Suppose \(\mathbf{X}\) is distributed \(N_{3}(\mathbf{0}, \mathbf{\Sigma})\), where $$ \boldsymbol{\Sigma}=\left[\begin{array}{lll} 3 & 2 & 1 \\ 2 & 2 & 1 \\ 1 & 1 & 3 \end{array}\right] $$ Find \(P\left(\left(X_{1}-2 X_{2}+X_{3}\right)^{2}>15.36\right)\).

Short answer

The probability that \( P((X_{1}-2X_{2}+X_{3})^{2}>15.36) \) is extremely small, essentially 0.

Step-by-step solution

Definition of Variables

The random variable \( \mathbf{X} \) is distributed as a multivariate normal distribution with mean vector \( \mathbf{0} \) and covariance matrix \( \mathbf{\Sigma} \). The elements of the random vector \( \mathbf{X} \) are denoted as \( X_{1} \), \( X_{2} \), and \( X_{3} \). Our task is to find the probability that \( (X_{1}-2X_{2}+X_{3})^{2} > 15.36 \).

Reformulating the Problem

Let \( Y = X_{1} - 2X_{2} + X_{3} \), where \( Y \) is also a normal random variable, and so \( Y^{2} \) will follow a non-central chi-square distribution \( \chi_{1}^{2}(\lambda) \) with 1 degree of freedom, where \( \lambda \) denotes the non-centrality parameter. We can write the problem as \( P(Y^{2} > 15.36) \).

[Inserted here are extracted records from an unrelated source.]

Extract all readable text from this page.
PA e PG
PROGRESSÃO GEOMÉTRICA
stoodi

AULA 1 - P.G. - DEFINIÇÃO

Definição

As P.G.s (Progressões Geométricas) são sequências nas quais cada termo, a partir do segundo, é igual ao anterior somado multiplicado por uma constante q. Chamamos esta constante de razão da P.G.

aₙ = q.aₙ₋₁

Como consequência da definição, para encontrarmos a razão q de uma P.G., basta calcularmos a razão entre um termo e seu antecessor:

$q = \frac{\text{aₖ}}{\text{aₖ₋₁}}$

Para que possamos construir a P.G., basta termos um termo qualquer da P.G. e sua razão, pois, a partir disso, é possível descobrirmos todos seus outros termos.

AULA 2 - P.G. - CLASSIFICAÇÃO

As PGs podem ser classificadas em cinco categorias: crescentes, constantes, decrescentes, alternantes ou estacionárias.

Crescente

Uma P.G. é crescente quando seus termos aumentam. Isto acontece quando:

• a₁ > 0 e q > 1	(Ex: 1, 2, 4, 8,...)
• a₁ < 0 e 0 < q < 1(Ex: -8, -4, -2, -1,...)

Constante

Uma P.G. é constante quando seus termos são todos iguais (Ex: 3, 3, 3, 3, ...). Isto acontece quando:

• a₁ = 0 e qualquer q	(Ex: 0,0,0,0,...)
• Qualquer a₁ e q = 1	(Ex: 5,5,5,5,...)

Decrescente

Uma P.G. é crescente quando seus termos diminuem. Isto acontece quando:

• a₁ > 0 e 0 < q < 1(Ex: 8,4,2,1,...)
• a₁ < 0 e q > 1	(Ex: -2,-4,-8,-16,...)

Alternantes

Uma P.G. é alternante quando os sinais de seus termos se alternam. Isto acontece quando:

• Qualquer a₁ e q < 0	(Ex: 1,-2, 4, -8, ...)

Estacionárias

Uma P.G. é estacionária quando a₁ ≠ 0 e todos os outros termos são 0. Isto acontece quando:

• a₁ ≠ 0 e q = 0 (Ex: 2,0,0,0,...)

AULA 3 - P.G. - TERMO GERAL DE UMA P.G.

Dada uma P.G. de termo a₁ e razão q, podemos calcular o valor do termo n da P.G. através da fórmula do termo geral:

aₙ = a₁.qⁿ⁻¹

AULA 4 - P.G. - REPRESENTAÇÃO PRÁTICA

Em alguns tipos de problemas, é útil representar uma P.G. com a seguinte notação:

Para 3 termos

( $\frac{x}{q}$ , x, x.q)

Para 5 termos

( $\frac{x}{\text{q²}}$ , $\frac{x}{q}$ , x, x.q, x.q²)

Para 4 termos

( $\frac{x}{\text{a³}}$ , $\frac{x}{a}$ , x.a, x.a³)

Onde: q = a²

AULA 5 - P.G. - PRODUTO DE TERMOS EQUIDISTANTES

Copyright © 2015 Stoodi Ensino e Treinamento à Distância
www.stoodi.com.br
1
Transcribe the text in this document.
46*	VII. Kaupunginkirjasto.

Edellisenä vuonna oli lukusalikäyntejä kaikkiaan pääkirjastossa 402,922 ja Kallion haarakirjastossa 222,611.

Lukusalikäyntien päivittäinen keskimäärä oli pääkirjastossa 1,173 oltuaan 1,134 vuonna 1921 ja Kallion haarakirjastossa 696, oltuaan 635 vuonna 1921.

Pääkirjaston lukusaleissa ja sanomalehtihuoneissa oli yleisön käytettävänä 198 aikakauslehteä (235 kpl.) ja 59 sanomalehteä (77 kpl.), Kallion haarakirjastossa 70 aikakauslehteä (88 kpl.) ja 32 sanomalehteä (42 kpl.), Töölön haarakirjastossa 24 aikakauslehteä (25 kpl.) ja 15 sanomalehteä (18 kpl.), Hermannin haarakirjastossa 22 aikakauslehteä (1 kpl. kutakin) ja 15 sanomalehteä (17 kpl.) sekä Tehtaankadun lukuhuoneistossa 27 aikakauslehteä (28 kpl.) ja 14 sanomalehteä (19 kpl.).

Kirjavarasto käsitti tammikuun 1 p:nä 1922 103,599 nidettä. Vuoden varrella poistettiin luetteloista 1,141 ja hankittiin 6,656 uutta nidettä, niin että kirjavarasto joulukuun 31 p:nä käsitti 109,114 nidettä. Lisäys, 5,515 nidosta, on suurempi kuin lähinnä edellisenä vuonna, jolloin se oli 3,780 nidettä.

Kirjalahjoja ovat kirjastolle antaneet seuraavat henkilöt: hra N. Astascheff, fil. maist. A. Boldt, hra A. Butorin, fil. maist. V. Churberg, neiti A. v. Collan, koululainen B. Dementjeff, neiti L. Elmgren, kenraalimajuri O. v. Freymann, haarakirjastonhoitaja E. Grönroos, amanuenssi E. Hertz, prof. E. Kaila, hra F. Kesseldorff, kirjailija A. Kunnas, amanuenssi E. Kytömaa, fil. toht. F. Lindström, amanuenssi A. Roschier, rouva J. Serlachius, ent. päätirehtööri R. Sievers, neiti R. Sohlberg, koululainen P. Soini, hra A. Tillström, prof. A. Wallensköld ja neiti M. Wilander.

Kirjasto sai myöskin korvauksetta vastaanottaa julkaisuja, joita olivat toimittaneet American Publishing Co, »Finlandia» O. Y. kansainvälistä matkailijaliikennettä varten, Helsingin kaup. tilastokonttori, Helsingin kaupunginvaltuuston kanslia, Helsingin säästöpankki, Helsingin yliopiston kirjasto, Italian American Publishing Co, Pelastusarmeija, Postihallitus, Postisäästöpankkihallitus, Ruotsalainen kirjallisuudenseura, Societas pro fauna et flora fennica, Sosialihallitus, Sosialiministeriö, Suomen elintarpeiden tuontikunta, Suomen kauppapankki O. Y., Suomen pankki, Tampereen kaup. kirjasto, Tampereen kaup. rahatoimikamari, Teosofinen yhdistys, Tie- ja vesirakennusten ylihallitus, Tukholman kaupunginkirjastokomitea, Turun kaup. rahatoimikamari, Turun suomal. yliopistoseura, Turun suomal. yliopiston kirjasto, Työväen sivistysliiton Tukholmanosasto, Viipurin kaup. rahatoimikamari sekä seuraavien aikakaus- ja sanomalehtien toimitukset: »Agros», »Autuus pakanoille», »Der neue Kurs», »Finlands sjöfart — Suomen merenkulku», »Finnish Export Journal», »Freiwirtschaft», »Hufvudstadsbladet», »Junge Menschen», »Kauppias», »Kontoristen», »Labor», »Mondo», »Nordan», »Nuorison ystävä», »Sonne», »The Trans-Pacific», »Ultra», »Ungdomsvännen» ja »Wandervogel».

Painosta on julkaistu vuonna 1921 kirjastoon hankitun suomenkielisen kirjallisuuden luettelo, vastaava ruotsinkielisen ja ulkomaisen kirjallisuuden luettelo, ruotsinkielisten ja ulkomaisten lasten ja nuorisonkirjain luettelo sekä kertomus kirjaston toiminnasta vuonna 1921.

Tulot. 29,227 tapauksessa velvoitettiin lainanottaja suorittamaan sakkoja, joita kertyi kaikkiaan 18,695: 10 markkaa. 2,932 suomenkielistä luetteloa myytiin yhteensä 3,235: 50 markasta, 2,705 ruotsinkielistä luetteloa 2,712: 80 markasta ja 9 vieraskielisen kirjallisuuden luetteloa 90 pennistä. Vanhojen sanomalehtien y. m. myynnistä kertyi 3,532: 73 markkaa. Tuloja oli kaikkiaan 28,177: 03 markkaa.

Find Mean and Variance of Y

Firstly, we need to find the mean and variance of \( Y = X_{1} - 2X_{2} + X_{3} \). Since \( E[X_{i}] = 0, E[Y] = 0 \). Secondly, \( Var(Y) = E[Y^{2}] = Var(X_{1}) + 4Var(X_{2}) + Var(X_{3}) - 4Cov(X_{1},X_{2}) + 2Cov(X_{1},X_{3}) - 4Cov(X_{2},X_{3}) \). Considering the given \( \Sigma \) matrix, the variance will be 2.

Standardize Y

The standardized version of the variable \( Y \), denoted as \( Z \) is defined by \( Z = (Y - E[Y])/\sqrt{Var(Y)} \). Here, \( Z = Y/\sqrt{2} \), which will be standard normally distributed, \( i.e., Z \sim N(0,1) \).

Replicate Problem in terms of Z

The task can be reformulated as \( P(Z^{2} > 15.36/2) \). The right hand side simplifies to \( P(Z^{2} > 7.68) \). And \( Z^{2} \sim \chi_{1}^{2} \), which has a chi-square distribution with 1 degree of freedom.

Compute the Probability

The probability can be found using chi-square distribution tables or software that includes statistical functions. However, most tables do not go as far as 7.68, and software returns probability close to 0, which is too small to measure accurately.